JEE Main On 08 April 2018 Question 19
Question: An EM wave from air enters a medium. The electric fields are $ {{\overset{\to }{\mathop{E}},}_1}=E _{01}\widehat{x}\cos [ 2\pi v( \frac{z}{c}-t ) ] $ in air and $ {{\overset{\to }{\mathop{E}},}_2}=E _{02}\widehat{x}\cos [k(2z-ct)] $ in medium, where the wave number $ k $ and frequency $ v $ refer to their values in air. The medium is non-magnetic.
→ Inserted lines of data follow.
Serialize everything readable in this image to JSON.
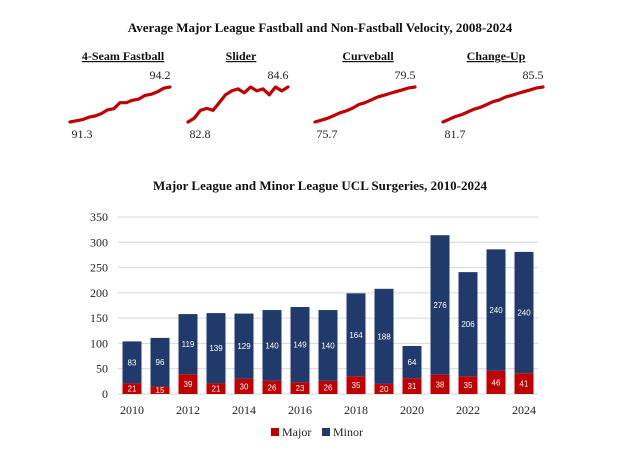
{
  "chart_data": [
    {
      "type": "line",
      "title": "Average Major League Fastball and Non-Fastball Velocity, 2008-2024",
      "x": [
        2008,
        2009,
        2010,
        2011,
        2012,
        2013,
        2014,
        2015,
        2016,
        2017,
        2018,
        2019,
        2020,
        2021,
        2022,
        2023,
        2024
      ],
      "series": [
        {
          "name": "4-Seam Fastball",
          "start_label": "91.3",
          "end_label": "94.2",
          "values": [
            91.3,
            91.4,
            91.5,
            91.7,
            91.8,
            92.0,
            92.3,
            92.4,
            92.9,
            92.9,
            93.1,
            93.2,
            93.5,
            93.6,
            93.8,
            94.1,
            94.2
          ]
        },
        {
          "name": "Slider",
          "start_label": "82.8",
          "end_label": "84.6",
          "values": [
            82.8,
            83.0,
            83.4,
            83.5,
            83.4,
            83.8,
            84.2,
            84.4,
            84.5,
            84.3,
            84.6,
            84.4,
            84.5,
            84.2,
            84.6,
            84.4,
            84.6
          ]
        },
        {
          "name": "Curveball",
          "start_label": "75.7",
          "end_label": "79.5",
          "values": [
            75.7,
            75.9,
            76.1,
            76.4,
            76.7,
            76.9,
            77.2,
            77.6,
            77.8,
            78.1,
            78.4,
            78.6,
            78.8,
            79.0,
            79.2,
            79.4,
            79.5
          ]
        },
        {
          "name": "Change-Up",
          "start_label": "81.7",
          "end_label": "85.5",
          "values": [
            81.7,
            82.0,
            82.3,
            82.5,
            82.8,
            83.1,
            83.3,
            83.6,
            83.9,
            84.1,
            84.4,
            84.6,
            84.8,
            85.0,
            85.2,
            85.4,
            85.5
          ]
        }
      ]
    },
    {
      "type": "bar",
      "stacked": true,
      "title": "Major League and Minor League UCL Surgeries, 2010-2024",
      "categories": [
        "2010",
        "2011",
        "2012",
        "2013",
        "2014",
        "2015",
        "2016",
        "2017",
        "2018",
        "2019",
        "2020",
        "2021",
        "2022",
        "2023",
        "2024"
      ],
      "x_tick_labels": [
        "2010",
        "2012",
        "2014",
        "2016",
        "2018",
        "2020",
        "2022",
        "2024"
      ],
      "y_ticks": [
        0,
        50,
        100,
        150,
        200,
        250,
        300,
        350
      ],
      "ylim": [
        0,
        350
      ],
      "grid": true,
      "legend_position": "bottom",
      "series": [
        {
          "name": "Major",
          "color": "#c00000",
          "values": [
            21,
            15,
            39,
            21,
            30,
            26,
            23,
            26,
            35,
            20,
            31,
            38,
            35,
            46,
            41
          ]
        },
        {
          "name": "Minor",
          "color": "#1f3a6b",
          "values": [
            83,
            96,
            119,
            139,
            129,
            140,
            149,
            140,
            164,
            188,
            64,
            276,
            206,
            240,
            240
          ]
        }
      ]
    }
  ]
}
If $ {\in _{r _1}} $ and $ {\in _{r _2}} $ refer to relative permittivitys of air and medium respectively, which of the following options is correct? [JEE Main Online 08-04-2018]
Options:
A) $ \frac{{\in _{r _1}}}{{\in _{r _2}}}=\frac{1}{4} $
B) $ \frac{{\in _{r _1}}}{{\in _{r _2}}}=\frac{1}{2} $
C) $ \frac{{\in _{r _1}}}{{\in _{r _2}}}=4 $
D) $ \frac{{\in _{r _1}}}{{\in _{r _2}}}=2 $
Show Answer
Answer:
Correct Answer: A
Solution:
$ \overrightarrow{{}E}=E _{01}\cos ( 2\pi v( \frac{z}{c}-t ) )\widehat{x}inair $ $ k=\frac{2\pi v}{c} $
$ \text{speed=c} $ $ {{\overrightarrow{{}E}}_2}=E _{02}\cos (k(2z-ct))\widehat{x} $
$ {{\overrightarrow{{}E}}_2}=E _{02}\cos ( \frac{2\pi v}{c}(2z-ct) )\widehat{x} $
$ \text{speed=}\frac{c}{2} $
$ c\propto \frac{1}{\sqrt{{\varepsilon_0}{\varepsilon _{r _1}}}} $
$ \frac{c}{2}\propto \frac{1}{\sqrt{{\varepsilon_0}{\varepsilon _{r _1}}}} $
$ 2=\sqrt{\frac{{\varepsilon _{r _2}}}{{\varepsilon _{r _1}}}}\Rightarrow \frac{{\varepsilon _{r _2}}}{{\varepsilon _{r _1}}}=4 $
$ \frac{{\varepsilon _{r _1}}}{{\varepsilon _{r _2}}}=\frac{1}{4} $